Election Day 2020

One of my early memories, from about age 7, is of the day after the 1960 Election Day. We were living up in Gary, Indiana and mom was a Republican deputy precinct committeewoman. She had risen at 4 a.m. to get to the polls on Election Day, where she worked from 6am to 6pm checking voter registrations and signatures. She and her cohorts had then gone down to Repub HQ, taking the ballots to be counted, and to watch the returns, rooting for Richard Nixon to be our next prez. I’d been long asleep by the time she returned home, but she had stayed up all night watching the TV coverage, especially the late-breaking returns from nearby Cook County in Illinois. When Mayor Daly’s Machine delivered the vote to JFK, Mom was outraged…

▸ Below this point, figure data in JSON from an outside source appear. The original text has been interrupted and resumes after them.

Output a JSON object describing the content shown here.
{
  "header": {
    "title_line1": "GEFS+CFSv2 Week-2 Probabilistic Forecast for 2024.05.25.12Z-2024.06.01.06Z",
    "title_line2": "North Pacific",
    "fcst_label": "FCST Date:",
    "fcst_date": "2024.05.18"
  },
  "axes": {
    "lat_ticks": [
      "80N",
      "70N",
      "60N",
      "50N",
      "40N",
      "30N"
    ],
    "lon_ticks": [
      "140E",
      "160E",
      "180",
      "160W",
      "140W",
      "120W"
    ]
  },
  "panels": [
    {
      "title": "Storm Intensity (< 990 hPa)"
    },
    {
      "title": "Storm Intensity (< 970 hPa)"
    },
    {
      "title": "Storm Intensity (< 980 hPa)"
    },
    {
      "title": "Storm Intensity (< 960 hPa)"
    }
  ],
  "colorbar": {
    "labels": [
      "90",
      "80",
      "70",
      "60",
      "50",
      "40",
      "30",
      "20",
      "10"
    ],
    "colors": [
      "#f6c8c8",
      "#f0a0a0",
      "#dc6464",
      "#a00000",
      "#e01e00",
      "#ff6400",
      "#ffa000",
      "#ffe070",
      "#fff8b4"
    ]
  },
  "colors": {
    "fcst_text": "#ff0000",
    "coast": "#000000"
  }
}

I just remember her still crying as she sent us off to school, insisting that the Democrats in Chicago had “stolen” the election from Nixon… Pundits now claim this to be a myth, but my Mom believed it then and so did I, of course, giving me an early introduction to the shady world of politics and elections.

Shortly after that election day we moved to Eville, where Mom plunged right back in to working for the GOP. From 1960 until 2000, she worked the polls, becoming Precinct Committeewoman down here during the 60s; continued as an election official in Washington, IN, after they moved in the 70s; and finally finishing her work back here in Evansville in the 80s and 90s.

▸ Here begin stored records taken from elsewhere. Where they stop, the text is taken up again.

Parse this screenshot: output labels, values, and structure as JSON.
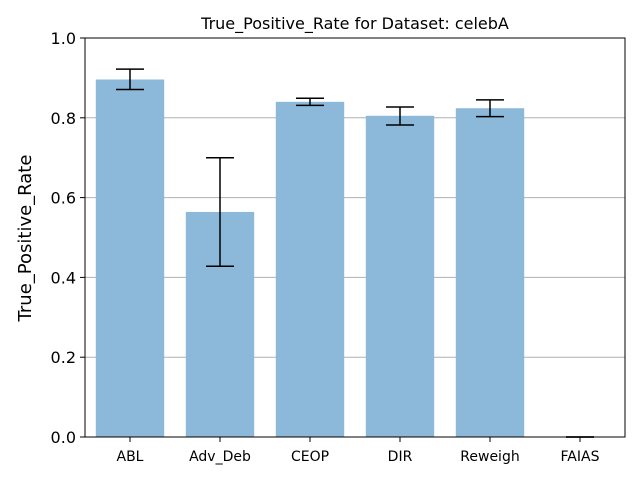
{
  "chart_data": {
    "type": "bar",
    "title": "True_Positive_Rate for Dataset: celebA",
    "xlabel": "",
    "ylabel": "True_Positive_Rate",
    "ylim": [
      0,
      1.0
    ],
    "yticks": [
      "0.0",
      "0.2",
      "0.4",
      "0.6",
      "0.8",
      "1.0"
    ],
    "grid": "horizontal",
    "bar_color": "#8cb9d9",
    "categories": [
      "ABL",
      "Adv_Deb",
      "CEOP",
      "DIR",
      "Reweigh",
      "FAIAS"
    ],
    "values": [
      0.896,
      0.564,
      0.84,
      0.805,
      0.824,
      0.0
    ],
    "error_low": [
      0.871,
      0.428,
      0.831,
      0.782,
      0.803,
      0.0
    ],
    "error_high": [
      0.922,
      0.7,
      0.849,
      0.827,
      0.845,
      0.0
    ]
  }
}
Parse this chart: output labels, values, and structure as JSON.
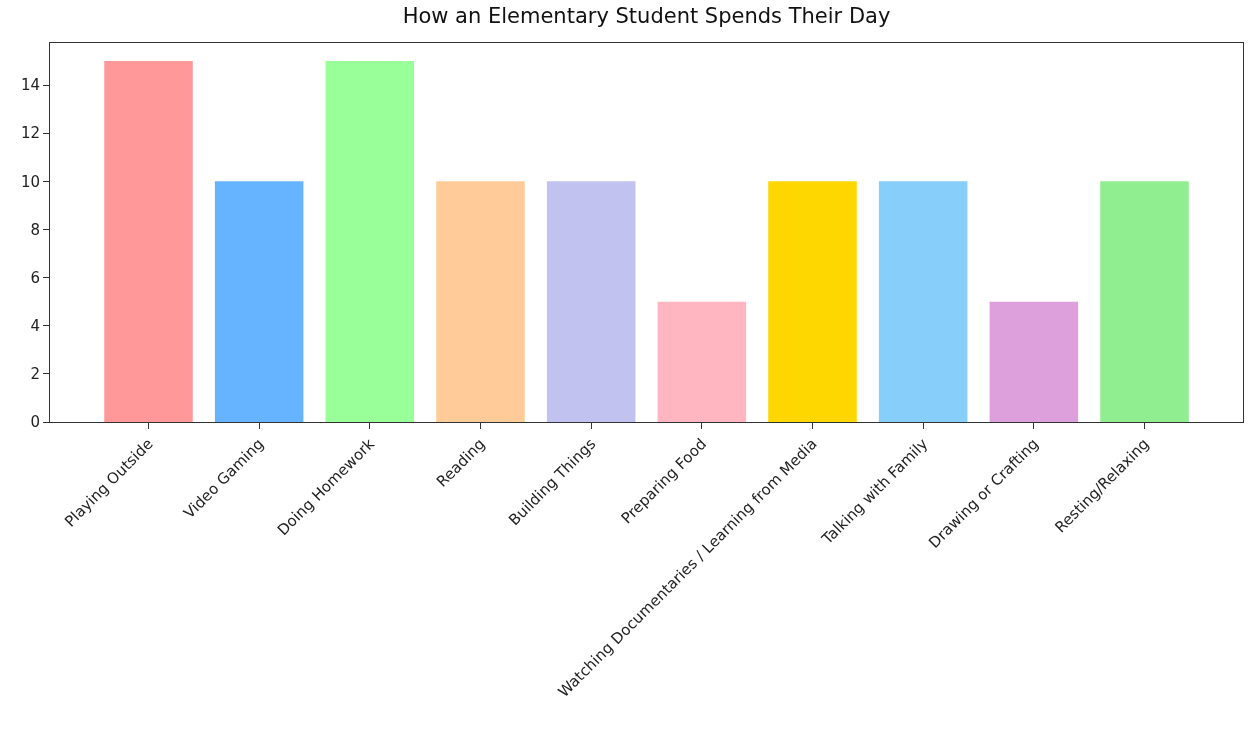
{
  "chart_data": {
    "type": "bar",
    "title": "How an Elementary Student Spends Their Day",
    "categories": [
      "Playing Outside",
      "Video Gaming",
      "Doing Homework",
      "Reading",
      "Building Things",
      "Preparing Food",
      "Watching Documentaries / Learning from Media",
      "Talking with Family",
      "Drawing or Crafting",
      "Resting/Relaxing"
    ],
    "values": [
      15,
      10,
      15,
      10,
      10,
      5,
      10,
      10,
      5,
      10
    ],
    "colors": [
      "#ff9999",
      "#66b3ff",
      "#99ff99",
      "#ffcc99",
      "#c2c2f0",
      "#ffb6c1",
      "#ffd700",
      "#87cefa",
      "#dda0dd",
      "#90ee90"
    ],
    "ylim": [
      0,
      15.75
    ],
    "yticks": [
      0,
      2,
      4,
      6,
      8,
      10,
      12,
      14
    ]
  }
}
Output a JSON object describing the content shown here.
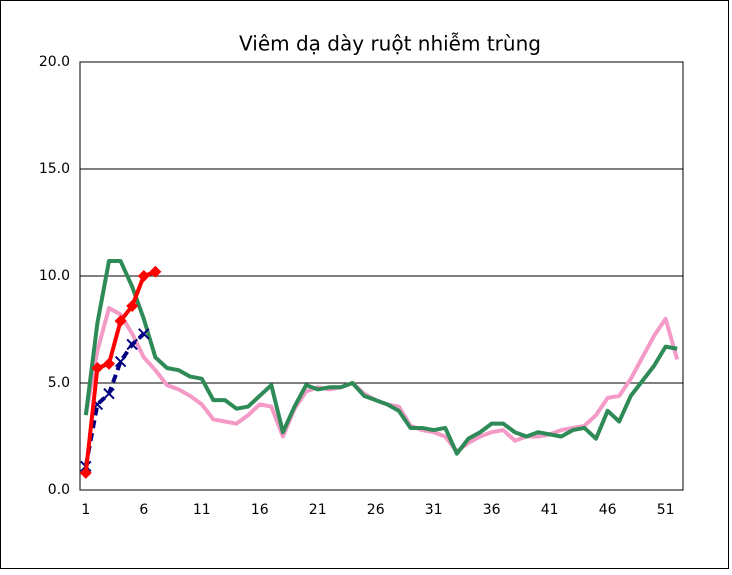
{
  "chart_data": {
    "type": "line",
    "title": "Viêm dạ dày ruột nhiễm trùng",
    "categories": [
      1,
      null,
      null,
      null,
      null,
      6,
      null,
      null,
      null,
      null,
      11,
      null,
      null,
      null,
      null,
      16,
      null,
      null,
      null,
      null,
      21,
      null,
      null,
      null,
      null,
      26,
      null,
      null,
      null,
      null,
      31,
      null,
      null,
      null,
      null,
      36,
      null,
      null,
      null,
      null,
      41,
      null,
      null,
      null,
      null,
      46,
      null,
      null,
      null,
      null,
      51,
      null
    ],
    "ylim": [
      0,
      20
    ],
    "yticks": [
      {
        "value": 0,
        "label": "0.0"
      },
      {
        "value": 5,
        "label": "5.0"
      },
      {
        "value": 10,
        "label": "10.0"
      },
      {
        "value": 15,
        "label": "15.0"
      },
      {
        "value": 20,
        "label": "20.0"
      }
    ],
    "grid": true,
    "series": [
      {
        "color": "#f49ac6",
        "width": 4,
        "values": [
          3.5,
          6.5,
          8.5,
          8.2,
          7.3,
          6.2,
          5.6,
          4.9,
          4.7,
          4.4,
          4.0,
          3.3,
          3.2,
          3.1,
          3.5,
          4.0,
          3.9,
          2.5,
          3.8,
          4.6,
          4.8,
          4.7,
          4.8,
          5.0,
          4.5,
          4.2,
          4.0,
          3.9,
          3.0,
          2.8,
          2.7,
          2.5,
          1.8,
          2.2,
          2.5,
          2.7,
          2.8,
          2.3,
          2.5,
          2.5,
          2.6,
          2.8,
          2.9,
          3.0,
          3.5,
          4.3,
          4.4,
          5.2,
          6.2,
          7.2,
          8.0,
          6.1
        ]
      },
      {
        "color": "#2e8b57",
        "width": 4,
        "values": [
          3.5,
          7.8,
          10.7,
          10.7,
          9.5,
          8.0,
          6.2,
          5.7,
          5.6,
          5.3,
          5.2,
          4.2,
          4.2,
          3.8,
          3.9,
          4.4,
          4.9,
          2.7,
          3.9,
          4.9,
          4.7,
          4.8,
          4.8,
          5.0,
          4.4,
          4.2,
          4.0,
          3.7,
          2.9,
          2.9,
          2.8,
          2.9,
          1.7,
          2.4,
          2.7,
          3.1,
          3.1,
          2.7,
          2.5,
          2.7,
          2.6,
          2.5,
          2.8,
          2.9,
          2.4,
          3.7,
          3.2,
          4.4,
          5.1,
          5.8,
          6.7,
          6.6
        ]
      },
      {
        "color": "#000080",
        "width": 4,
        "dashed": true,
        "marker": "x",
        "values": [
          1.1,
          4.0,
          4.5,
          6.0,
          6.8,
          7.3,
          null,
          null,
          null,
          null,
          null,
          null,
          null,
          null,
          null,
          null,
          null,
          null,
          null,
          null,
          null,
          null,
          null,
          null,
          null,
          null,
          null,
          null,
          null,
          null,
          null,
          null,
          null,
          null,
          null,
          null,
          null,
          null,
          null,
          null,
          null,
          null,
          null,
          null,
          null,
          null,
          null,
          null,
          null,
          null,
          null,
          null
        ]
      },
      {
        "color": "#ff0000",
        "width": 4,
        "marker": "diamond",
        "values": [
          0.8,
          5.7,
          5.9,
          7.9,
          8.6,
          10.0,
          10.2,
          null,
          null,
          null,
          null,
          null,
          null,
          null,
          null,
          null,
          null,
          null,
          null,
          null,
          null,
          null,
          null,
          null,
          null,
          null,
          null,
          null,
          null,
          null,
          null,
          null,
          null,
          null,
          null,
          null,
          null,
          null,
          null,
          null,
          null,
          null,
          null,
          null,
          null,
          null,
          null,
          null,
          null,
          null,
          null,
          null
        ]
      }
    ]
  }
}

Election day, 1968, I was excused from school to canvas and “get out the vote” for the Republicans. The committee chairmen would drive us into the neighborhoods where we would walk door to door to see if anyone needed a ride to the polls. They drove dozens of people to vote that day and I remember thinking some of them might be voting democrat, but the adults told me that Voting was our most Essential American Right and that what we did in the polling booth was private. After the polls closed, we all went down to HQ and the party started… Nixon won that year.

I have voted in every election since my first in 1972 and after Mom moved back to Eville, always voted at Her polling place, where she proudly showed me off to her buddies. She roped me (and Casey) into volunteering and we spent several Election Nights celebrating at Republican HQ (they don’t call it the GOP for nothing: open bar).

During Mom’s lifetime I would have Never admitted to her that I had voted any way other than Republican. She always said she wouldn’t vote for Jesus Christ if he was on the Democratic ticket — or as Dad called them, “the damn dims”. We have witnessed what that attitude has done to the Republican Party in the last 5 years… She would have drank the kool-aid and worn the hat, I think, as have most of the rest of my family. Still, I’ve been sad to see how ugly the GOP has gotten and I don’t think it represents what my mom (or I) believed in…

But I still believe in the Power of our Vote. I’ve picked the loser on many an occasion, but never doubted the integrity of our elections or the grassroots volunteers who work their asses off to assure that our Vote counts. Since 2016 I’ve developed a skeptical streak, but I remember my mom, opinionated and biased as hell, but honest, and Thank all of the folks who volunteer for the work they do to keep Democracy going.

2016 also opened my eyes to the people who don’t vote—I really thought Everybody voted, or almost, when in actuality it generally runs between 50 and 60 percent nationally. This year, as we read about the record-setting early voting, it remains to be seen if it is really an increase. Rightfully, there should be At Least 90% of Americans voting. I’d love to see that.

It was 18 years ago yesterday that Mom passed over. We buried her on November 5, 2002, which just happened to be a local/state election day. The church where we held the service was also a polling station. As we rolled her casket out, the poll workers stood quietly and for just a second the bustle stopped… It was so fitting…

“No party holds the privilege of dictating to me how I shall vote. If loyalty to party is a form of patriotism, I am no patriot. If there is any valuable difference between a monarchist and an American, it lies in the theory that the American can decide for himself what is patriotic and what isn’t. I claim that difference. I am the only person in the sixty millions that is privileged to dictate my patriotism.”